While I was away again, my parents persisted in our indoor effort. I was curled on the loveseat, watching television with my dad, when Sprout came downstairs from the bedrooms with typical feline grace. He wandered over to examine his food and nibbled for a moment. I saw him look at the door with seeming resignation before going to peer out the window longingly. Steeling myself against sympathy, I returned my attention to the show about car restoration and was startled when Sprout leaped up to join me.

"Hey, buddy," I murmured, smoothing his stripey coat and rubbing under his white chin. I smiled when he purred, ruffling his fur and smoothing it again. He curled on my chest - a soft, warm weight - and arched into my touch as I petted him.

He looked directly into my eyes after a few moments, his eyes green and serious, and meowed.

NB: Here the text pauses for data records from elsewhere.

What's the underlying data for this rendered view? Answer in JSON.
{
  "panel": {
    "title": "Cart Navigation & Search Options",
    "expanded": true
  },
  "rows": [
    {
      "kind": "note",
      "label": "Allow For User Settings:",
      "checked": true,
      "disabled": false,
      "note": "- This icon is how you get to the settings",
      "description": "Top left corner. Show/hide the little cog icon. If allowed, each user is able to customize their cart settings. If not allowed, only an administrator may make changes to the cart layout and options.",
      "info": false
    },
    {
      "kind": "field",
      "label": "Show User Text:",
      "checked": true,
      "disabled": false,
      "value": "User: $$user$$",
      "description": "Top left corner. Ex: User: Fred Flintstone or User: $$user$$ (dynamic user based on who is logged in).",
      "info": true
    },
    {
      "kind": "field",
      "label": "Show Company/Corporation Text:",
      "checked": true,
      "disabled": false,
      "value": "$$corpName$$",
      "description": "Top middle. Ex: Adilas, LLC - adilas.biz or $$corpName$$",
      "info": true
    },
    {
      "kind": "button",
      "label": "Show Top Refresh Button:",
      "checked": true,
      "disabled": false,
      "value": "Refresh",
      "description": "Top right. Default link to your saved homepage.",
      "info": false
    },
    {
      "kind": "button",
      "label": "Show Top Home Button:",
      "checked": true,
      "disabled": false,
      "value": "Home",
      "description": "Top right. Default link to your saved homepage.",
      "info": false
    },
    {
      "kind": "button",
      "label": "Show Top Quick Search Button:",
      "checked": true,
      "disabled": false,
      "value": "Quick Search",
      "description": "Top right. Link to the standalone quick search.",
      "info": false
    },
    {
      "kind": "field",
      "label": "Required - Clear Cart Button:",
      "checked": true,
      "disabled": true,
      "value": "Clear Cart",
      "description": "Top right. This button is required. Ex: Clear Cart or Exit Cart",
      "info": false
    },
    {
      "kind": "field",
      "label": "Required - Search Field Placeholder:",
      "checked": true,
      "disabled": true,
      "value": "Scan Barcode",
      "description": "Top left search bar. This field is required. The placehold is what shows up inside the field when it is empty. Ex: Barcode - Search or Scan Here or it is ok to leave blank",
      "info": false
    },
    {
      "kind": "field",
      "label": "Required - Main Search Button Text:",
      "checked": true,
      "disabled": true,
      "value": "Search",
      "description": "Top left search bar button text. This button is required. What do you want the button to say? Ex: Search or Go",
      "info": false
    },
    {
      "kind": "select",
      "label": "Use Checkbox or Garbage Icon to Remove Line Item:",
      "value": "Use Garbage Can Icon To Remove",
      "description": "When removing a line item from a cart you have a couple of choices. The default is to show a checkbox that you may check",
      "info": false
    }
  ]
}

After that single sound, I nodded while maintaining eye contact.

"I know," I told him. "But it's actually my house so I get to win. You're an inside cat now, my dear. But I do love you." He regarded me for a moment before sighing - there is a good deal of that between me, Chienne and Sprout - and relaxing again. I continued to pet him absently, feeling a tug of sympathy when he went to stare out the door again.

I came up to write a blog post, lying supine upon my soft mattress among mounds of pillows. I was revising a couple of sentences when he leaped up beside me, curling on my chest again and preventing me from seeing the screen until I had offered sufficient attention. He has curled up against my shoulder, slender body rumbling with purrs, and waiting for his blog post to be finished. It is, I decided, only fair to keep you updated since I kept the pretty cat more because it made a good blog post than out of any real desire for another pet.

But we appear to be adjusting. And, for the moment, I think I'm winning.

2 comments:

Psycgirl said...

I love when Cat wants to sit on my chest while I am trying to read or work. It's a forced break. Tonight Cat sat on my bed beside my head while I called friends. I'm glad Sprout is warming up to his confinement :)

JaneB said...

Sprout is a cat. You let cats out, they do cat stuff. Like bring in small animals. Bringing them in shows that your house feels like his home, his core territory... He isn't being bad, he's being a cat. And cat = second class to many dog-lovers, poor things.

You presumably have no problem with less-than-savoury dog things - like displaying their genitals in public, eating disgusting things, having to scoop their poop in public - because they are part of Chienne. Being a hunter is part of poor Sprout - I hope you have lots of toys and are trailing things-on-string for him to hunt, to help him get used to being an indoor mog?? And I hope the adaptation continues to go smoothly for you both - for me, a house without a cat (even if it has dogs in it) is somehow a little empty, a little less homely.